The first housing cooperative was founded in Rochdale in the 1860s and today there are almost 700 in the UK, many of which are in London.
They provide an alternative, more affordable model to private rent or home ownership but setting up one of your own can be a complicated and intimidating process.
The first thing you need when you’re considering setting up a housing cooperative is to find is a group of like-minded people — they might be your current or past housemates, or people with another specific shared interest.
To make things official, register your collective with the Financial Conduct Authority.
Once registered, you will have to start submitting annual returns and accounts.
You will also need to start thinking about what rules you want to put in place to regulate how your co-op will be run.
These could include what will happen to your co-op property in the future, and how much notice members need to give before moving out.

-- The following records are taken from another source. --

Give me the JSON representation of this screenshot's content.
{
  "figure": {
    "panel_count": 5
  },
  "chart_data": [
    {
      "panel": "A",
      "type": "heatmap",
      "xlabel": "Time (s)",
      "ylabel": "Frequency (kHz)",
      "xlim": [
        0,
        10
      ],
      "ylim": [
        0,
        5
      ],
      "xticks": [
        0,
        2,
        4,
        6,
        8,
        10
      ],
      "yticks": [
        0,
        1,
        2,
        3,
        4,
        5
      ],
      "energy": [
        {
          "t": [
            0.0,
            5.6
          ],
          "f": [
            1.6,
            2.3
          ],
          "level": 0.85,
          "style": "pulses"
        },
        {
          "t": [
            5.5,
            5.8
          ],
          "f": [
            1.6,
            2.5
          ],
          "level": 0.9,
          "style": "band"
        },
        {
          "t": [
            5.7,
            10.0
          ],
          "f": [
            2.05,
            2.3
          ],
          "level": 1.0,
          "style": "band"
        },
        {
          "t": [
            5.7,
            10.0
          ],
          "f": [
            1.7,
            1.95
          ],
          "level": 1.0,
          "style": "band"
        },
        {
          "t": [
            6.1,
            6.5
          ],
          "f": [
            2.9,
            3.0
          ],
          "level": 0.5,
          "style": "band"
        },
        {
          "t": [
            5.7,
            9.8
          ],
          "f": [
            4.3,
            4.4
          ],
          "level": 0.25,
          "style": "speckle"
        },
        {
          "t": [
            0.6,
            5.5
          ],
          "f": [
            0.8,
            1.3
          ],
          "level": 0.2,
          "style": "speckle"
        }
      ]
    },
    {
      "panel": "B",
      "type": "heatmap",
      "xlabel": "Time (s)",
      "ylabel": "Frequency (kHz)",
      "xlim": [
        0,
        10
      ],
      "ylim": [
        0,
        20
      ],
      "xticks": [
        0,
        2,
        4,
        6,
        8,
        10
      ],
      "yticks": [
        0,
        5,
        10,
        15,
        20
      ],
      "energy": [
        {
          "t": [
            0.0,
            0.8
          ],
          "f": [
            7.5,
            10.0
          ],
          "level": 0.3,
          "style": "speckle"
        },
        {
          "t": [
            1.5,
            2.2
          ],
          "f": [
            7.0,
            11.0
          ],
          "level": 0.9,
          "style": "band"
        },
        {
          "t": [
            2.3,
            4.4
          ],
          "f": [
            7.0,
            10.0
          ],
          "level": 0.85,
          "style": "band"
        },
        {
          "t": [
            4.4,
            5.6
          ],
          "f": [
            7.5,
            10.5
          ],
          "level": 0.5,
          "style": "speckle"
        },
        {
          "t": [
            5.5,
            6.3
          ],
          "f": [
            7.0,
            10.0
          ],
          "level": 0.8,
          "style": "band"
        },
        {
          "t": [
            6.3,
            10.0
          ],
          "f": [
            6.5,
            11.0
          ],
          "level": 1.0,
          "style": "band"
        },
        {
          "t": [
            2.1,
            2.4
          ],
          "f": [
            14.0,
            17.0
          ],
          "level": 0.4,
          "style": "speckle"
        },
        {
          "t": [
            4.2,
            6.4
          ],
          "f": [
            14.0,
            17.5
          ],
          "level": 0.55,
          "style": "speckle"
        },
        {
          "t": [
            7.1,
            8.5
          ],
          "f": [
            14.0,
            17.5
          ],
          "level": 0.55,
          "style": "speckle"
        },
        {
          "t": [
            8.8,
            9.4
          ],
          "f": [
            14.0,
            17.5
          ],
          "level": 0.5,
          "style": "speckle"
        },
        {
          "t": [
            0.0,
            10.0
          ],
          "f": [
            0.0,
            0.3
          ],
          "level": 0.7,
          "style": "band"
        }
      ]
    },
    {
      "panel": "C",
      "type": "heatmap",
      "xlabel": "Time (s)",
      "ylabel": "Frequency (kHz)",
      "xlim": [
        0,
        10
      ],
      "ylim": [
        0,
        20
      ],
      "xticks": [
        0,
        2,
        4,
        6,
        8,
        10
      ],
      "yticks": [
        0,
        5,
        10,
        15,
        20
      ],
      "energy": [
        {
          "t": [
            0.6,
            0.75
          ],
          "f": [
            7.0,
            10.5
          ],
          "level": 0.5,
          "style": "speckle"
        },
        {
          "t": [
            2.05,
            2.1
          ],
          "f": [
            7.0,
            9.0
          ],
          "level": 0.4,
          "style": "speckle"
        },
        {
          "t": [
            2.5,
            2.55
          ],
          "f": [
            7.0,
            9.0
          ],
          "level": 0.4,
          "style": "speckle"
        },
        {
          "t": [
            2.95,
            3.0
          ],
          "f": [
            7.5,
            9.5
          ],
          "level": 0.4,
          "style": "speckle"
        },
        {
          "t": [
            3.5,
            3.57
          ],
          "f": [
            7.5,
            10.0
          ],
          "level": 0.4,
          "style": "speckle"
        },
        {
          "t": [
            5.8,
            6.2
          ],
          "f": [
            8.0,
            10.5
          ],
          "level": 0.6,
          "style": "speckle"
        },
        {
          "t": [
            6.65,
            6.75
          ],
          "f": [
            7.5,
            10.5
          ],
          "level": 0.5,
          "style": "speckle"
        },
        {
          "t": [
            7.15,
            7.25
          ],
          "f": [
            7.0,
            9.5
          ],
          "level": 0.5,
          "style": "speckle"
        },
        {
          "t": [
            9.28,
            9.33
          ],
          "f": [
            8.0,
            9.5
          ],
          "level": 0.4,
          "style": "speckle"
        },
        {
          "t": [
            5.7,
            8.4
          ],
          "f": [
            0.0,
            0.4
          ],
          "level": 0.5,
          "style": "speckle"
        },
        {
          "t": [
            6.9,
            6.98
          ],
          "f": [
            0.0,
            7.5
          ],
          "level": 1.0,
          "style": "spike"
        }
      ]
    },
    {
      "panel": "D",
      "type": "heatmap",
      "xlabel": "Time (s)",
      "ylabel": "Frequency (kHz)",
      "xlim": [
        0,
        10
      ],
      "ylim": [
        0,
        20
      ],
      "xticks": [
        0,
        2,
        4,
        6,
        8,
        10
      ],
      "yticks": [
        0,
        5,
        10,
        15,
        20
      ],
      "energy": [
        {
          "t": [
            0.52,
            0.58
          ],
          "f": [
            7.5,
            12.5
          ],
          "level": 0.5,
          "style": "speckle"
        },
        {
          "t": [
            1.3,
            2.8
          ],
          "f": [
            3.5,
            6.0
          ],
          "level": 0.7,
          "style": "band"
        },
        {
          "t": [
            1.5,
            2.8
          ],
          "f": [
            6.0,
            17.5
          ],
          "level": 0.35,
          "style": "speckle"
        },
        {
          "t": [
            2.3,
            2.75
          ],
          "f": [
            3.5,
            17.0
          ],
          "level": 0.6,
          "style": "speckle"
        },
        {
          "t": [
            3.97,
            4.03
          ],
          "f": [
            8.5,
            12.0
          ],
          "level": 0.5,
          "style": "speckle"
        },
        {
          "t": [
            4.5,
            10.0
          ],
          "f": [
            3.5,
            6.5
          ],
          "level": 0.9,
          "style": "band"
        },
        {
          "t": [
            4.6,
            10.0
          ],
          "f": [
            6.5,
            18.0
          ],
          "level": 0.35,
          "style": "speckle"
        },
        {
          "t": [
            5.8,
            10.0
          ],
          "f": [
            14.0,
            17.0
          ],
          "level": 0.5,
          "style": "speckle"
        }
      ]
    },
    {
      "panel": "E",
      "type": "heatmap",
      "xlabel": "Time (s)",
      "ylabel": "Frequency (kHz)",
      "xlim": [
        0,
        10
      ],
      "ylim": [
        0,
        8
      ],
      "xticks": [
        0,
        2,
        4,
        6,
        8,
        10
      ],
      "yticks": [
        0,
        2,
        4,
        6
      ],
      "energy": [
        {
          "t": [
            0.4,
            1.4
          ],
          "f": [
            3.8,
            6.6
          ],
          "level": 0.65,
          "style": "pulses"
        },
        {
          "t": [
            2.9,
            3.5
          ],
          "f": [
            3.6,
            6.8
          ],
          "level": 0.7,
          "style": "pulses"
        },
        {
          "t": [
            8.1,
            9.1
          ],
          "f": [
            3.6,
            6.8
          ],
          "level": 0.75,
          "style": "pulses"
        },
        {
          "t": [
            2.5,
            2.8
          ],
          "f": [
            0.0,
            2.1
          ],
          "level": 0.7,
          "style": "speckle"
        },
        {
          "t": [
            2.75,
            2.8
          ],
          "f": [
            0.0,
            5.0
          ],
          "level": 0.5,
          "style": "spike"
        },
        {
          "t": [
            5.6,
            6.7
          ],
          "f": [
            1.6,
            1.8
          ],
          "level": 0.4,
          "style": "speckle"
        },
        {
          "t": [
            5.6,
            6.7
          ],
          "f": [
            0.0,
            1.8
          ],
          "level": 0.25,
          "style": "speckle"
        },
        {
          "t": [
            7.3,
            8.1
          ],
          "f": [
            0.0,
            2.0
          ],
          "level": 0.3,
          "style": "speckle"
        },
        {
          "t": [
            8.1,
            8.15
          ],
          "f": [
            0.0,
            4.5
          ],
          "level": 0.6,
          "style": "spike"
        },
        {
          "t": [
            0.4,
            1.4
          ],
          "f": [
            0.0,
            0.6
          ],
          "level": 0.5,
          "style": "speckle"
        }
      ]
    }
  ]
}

Talk to other collectives to find out about their set-up and borrow the best ideas. You can find out about London projects here: communityledhousing.london
You will also need a business plan for how much rent you will pay and the costs you will face, as well as loan repayments you need to allow for repairs and maintenance.
You should also try to build up a bit of a slush fund for repairs (or if a resident defaults on their rent). Groups that can offer help with this include Catalyst Collective (catalystcollective.co.uk).
Once you have these in place you can start looking for a property and a mortgage.
Most co-ops combine a bank loan with loan stock but you will also inevitably need to fundraise or draw on savings to cover any shortfall.